Walking through the park, feeling the wet grass under my feet, watching the squirrels run like scavengers to find the hidden nut.
I don’t remember the last time I have walked this way. I am free to feel to think as I please.
Why isn’t my soul leaping forward with the joy of a newly redeemed sinner?
Even my shadow seems to hide from me.
My spirit withering away like the flowers bidding goodbye, to the luxury of the warm summer day.
Maybe if I walk a little farther a change of scenery will bring new awakening to my dry bones.
I am alone standing here in a shadow of once was. Time seems to be standing still for me.
The drumming of my heart is so loud its drowning out the sounds of nature.
I feel like Shadrach, Meshak, and Abendigo.
I am prepared to build my great pyramid to be forever entombed from the dreariness of this world; buried away from the hardships of life.
No strength, no desire, no passion. Everything is an empty black hole.
Life is hell—an endless, bottomless, fiery tormenting furnace –never again to see the light of day.
Is it too much to ask for a little kindness, for some peace, for some love and understanding?
I doubt that these things exist amongst so much cruelty and death.
The blood runs cold through my veins.
What is this misery? Shall I continue 0n this path…Curious to know what is beyond the boundaries?

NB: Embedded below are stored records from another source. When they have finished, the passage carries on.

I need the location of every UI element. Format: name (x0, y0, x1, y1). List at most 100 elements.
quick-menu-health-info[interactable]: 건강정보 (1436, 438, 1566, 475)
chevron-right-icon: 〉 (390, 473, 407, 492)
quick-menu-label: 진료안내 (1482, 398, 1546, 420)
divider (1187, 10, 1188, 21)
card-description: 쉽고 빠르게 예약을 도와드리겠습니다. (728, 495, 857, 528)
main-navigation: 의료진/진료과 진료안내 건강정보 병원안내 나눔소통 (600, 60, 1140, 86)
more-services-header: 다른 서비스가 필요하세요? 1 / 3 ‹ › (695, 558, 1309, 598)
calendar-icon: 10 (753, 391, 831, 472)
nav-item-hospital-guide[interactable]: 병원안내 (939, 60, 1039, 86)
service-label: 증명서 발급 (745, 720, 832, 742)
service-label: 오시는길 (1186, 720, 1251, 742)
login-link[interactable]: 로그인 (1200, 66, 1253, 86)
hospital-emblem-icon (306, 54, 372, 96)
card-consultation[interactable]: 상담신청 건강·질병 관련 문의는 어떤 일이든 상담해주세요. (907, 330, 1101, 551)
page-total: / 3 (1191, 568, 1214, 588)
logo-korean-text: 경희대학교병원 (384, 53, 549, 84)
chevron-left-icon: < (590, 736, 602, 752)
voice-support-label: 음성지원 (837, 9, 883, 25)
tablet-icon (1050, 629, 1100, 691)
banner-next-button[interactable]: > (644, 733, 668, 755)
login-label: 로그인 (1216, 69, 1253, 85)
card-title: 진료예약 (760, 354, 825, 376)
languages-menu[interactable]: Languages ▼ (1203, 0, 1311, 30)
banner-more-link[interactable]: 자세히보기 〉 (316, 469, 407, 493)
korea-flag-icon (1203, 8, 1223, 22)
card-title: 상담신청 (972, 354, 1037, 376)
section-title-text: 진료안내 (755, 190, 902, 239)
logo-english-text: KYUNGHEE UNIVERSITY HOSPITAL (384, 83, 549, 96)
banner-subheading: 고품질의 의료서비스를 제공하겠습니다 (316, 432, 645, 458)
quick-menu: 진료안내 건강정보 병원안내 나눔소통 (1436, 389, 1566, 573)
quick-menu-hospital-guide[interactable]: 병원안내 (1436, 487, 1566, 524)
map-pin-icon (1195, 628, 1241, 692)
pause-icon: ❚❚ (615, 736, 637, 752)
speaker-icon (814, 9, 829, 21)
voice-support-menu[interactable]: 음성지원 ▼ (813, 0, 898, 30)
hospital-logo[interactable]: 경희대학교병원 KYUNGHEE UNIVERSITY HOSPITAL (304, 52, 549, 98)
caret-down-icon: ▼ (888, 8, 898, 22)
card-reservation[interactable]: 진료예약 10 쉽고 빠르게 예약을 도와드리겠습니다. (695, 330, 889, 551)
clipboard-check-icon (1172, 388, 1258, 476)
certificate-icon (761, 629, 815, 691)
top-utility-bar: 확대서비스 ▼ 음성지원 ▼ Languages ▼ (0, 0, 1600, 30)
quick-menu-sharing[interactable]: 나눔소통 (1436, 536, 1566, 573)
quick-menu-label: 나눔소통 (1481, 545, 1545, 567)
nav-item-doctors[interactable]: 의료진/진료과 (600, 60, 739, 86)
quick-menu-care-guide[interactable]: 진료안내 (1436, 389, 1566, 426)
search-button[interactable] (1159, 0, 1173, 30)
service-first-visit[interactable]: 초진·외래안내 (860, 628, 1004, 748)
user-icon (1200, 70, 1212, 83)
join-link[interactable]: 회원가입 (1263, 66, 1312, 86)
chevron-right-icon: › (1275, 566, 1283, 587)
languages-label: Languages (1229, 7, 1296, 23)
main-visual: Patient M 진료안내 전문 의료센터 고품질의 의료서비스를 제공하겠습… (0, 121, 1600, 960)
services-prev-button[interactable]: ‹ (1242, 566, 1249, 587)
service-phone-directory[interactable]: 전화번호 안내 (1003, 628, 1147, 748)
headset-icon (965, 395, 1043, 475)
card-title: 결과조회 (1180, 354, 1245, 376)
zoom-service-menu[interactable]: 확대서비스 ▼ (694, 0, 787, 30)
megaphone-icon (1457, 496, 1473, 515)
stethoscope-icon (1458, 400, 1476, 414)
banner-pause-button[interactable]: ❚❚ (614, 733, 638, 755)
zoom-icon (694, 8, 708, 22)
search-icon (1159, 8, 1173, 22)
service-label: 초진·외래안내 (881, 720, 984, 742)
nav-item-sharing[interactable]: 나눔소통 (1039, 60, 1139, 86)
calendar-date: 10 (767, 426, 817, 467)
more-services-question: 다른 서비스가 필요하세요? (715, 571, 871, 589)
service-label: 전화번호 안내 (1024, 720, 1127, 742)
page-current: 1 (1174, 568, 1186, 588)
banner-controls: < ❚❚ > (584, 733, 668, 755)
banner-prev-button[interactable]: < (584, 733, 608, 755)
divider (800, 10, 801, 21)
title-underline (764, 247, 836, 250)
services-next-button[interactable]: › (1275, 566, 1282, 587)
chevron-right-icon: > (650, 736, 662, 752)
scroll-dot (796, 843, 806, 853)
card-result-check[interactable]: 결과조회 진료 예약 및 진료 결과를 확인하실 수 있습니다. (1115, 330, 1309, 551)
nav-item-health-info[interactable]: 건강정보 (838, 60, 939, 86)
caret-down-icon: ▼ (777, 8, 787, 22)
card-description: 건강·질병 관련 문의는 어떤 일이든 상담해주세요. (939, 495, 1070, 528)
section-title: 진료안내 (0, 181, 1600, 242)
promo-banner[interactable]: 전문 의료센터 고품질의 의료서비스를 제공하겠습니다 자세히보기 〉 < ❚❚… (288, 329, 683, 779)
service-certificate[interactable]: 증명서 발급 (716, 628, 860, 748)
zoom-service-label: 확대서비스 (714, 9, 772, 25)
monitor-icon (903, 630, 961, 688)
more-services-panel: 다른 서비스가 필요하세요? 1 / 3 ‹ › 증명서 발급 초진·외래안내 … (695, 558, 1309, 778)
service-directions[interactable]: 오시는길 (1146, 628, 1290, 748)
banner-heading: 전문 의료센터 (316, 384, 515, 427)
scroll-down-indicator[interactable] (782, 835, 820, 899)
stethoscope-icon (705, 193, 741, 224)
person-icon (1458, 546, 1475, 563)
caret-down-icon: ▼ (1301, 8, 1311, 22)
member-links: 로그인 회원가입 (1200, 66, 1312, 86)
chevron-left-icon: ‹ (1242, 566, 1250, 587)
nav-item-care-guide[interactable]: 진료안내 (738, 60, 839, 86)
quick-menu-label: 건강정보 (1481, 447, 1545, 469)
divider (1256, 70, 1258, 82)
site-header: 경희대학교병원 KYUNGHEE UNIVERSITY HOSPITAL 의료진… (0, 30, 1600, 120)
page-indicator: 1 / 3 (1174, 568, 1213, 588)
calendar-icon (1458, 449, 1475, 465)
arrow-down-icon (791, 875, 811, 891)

I feel like a leper I am so isolated, so divided, so torn between reality and fairy tale.
Life is not worth the struggle… not worth the effort.
I am moving about like a blind fool who seeks the light
No star in the East to light my way. Where are my three wisemen?
My birth is not worth the King’s ransom.
Like Job I desire to return to my mother’s womb?
I can start over. A new birth. Maybe it will be different this time.
A new destiny, a new sun, new moon, a new land.
Different dreams…Oh, what the hell! Whom am I kidding?
I am like Rip Van Winkle sleeping the rest of my life away.